Tetramethyl ammonium nitratoborate is insoluble in cold water but slightly soluble in hot water. It does not react with water. It also dissolves in liquid ammonia, acetonitrile, methanol, and dimethylformamide.[1] It reacts with liquid sulfur dioxide.[1][5]

At room temperature tetramethyl ammonium nitratoborate is stable for months. It does not explode with impact.[1]

Alkali metal tetranitratoborates are unstable at room temperature and decompose.[4]

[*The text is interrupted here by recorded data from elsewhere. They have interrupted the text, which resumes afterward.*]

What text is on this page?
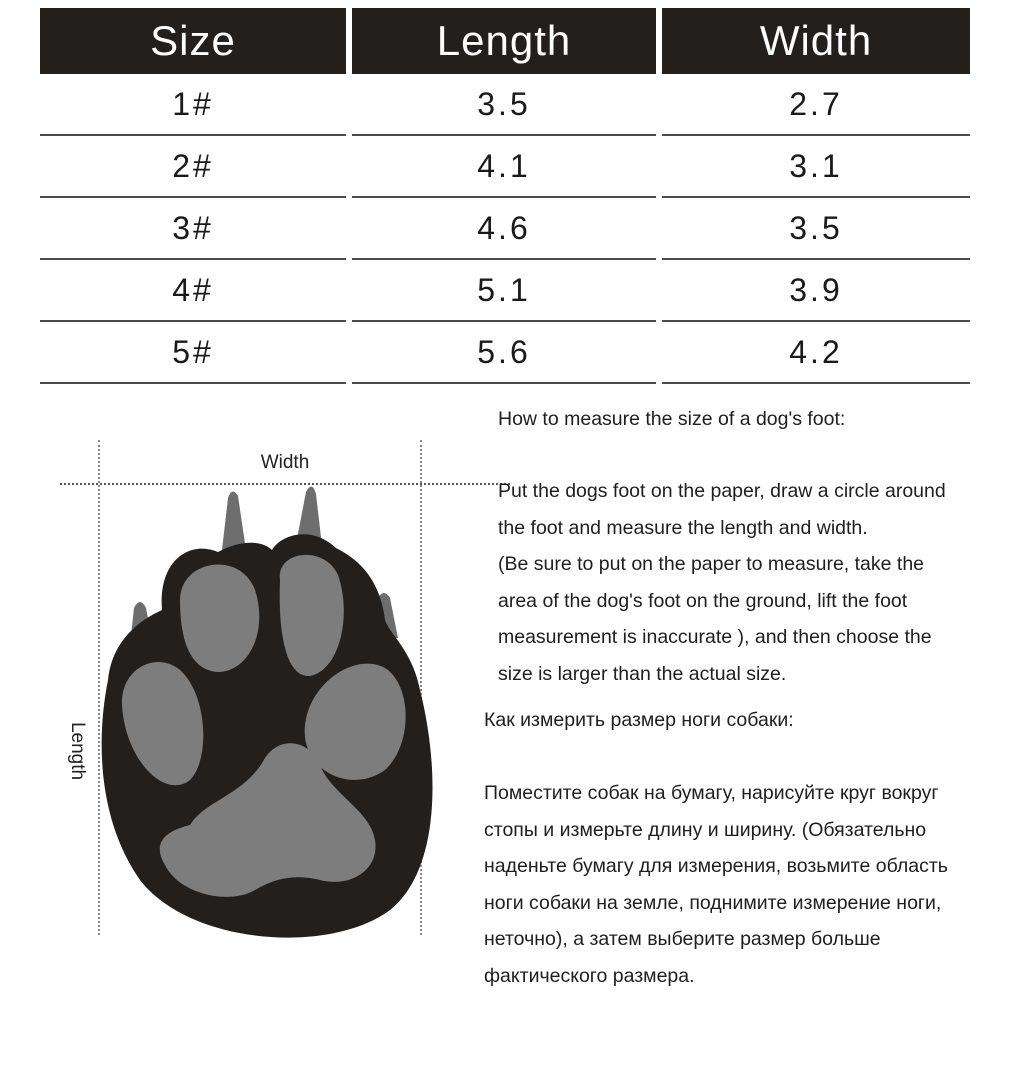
Size	Length	Width
1#	3.5	2.7
2#	4.1	3.1
3#	4.6	3.5
4#	5.1	3.9
5#	5.6	4.2
Width
Length
How to measure the size of a dog's foot:
Put the dogs foot on the paper, draw a circle around
the foot and measure the length and width.
(Be sure to put on the paper to measure, take the
area of the dog's foot on the ground, lift the foot
measurement is inaccurate ), and then choose the
size is larger than the actual size.
Как измерить размер ноги собаки:
Поместите собак на бумагу, нарисуйте круг вокруг
стопы и измерьте длину и ширину. (Обязательно
наденьте бумагу для измерения, возьмите область
ноги собаки на земле, поднимите измерение ноги,
неточно), а затем выберите размер больше
фактического размера.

1-Ethyl-3-methyl-imidazolimium tetranitratoborate was discovered in 2002. It is an ionic liquid that turns solid at -25 °C.[6]

References[edit]

  1. ^ a b c d e f Guibert, C. R.; M. D. Marshall (1966). "Synthesis of the Tetranitratoborate Anion". Journal of the American Chemical Society 88 (1): 189–190. doi:10.1021/ja00953a051. ISSN 0002-7863. 
  2. ^ a b c d Titova, K. V.; V. Ya. Rosolovskii (1970). "Tetraalkylammonium nitratoborates". Bulletin of the Academy of Sciences of the USSR Division of Chemical Science 19 (12): 2515–2519. doi:10.1007/BF00854900. ISSN 0568-5230. 
  3. ^ Jones, CJ Bigler (2007). Transition and Main Group Metals Applied to Oxidative Functionalization of Methane and Use as High Oxygen Carriers for Rocket Propellants. ProQuest. p. 139. ISBN 9780549231066. Retrieved 3 February 2014. 
  4. ^ a b Titova, K. V.; V. Ya. Rosolovskii (1975). "Reaction of nitrates of monovalent cations with BCl3". Bulletin of the Academy of Sciences of the USSR Division of Chemical Science 24 (10): 2246–2248. doi:10.1007/BF00929774. ISSN 0568-5230. 
  5. ^ C.C. Addison and D. Sutton. Progress in Inorganic Chemistry 8. p. 216. 
  6. ^ Jones, C. Bigler; Ralf Haiges; Thorsten Schroer; Karl O. Christe (2006). "Oxygen-Balanced Energetic Ionic Liquid". Angewandte Chemie International Edition 45 (30): 4981–4984. doi:10.1002/anie.200600735. ISSN 1433-7851.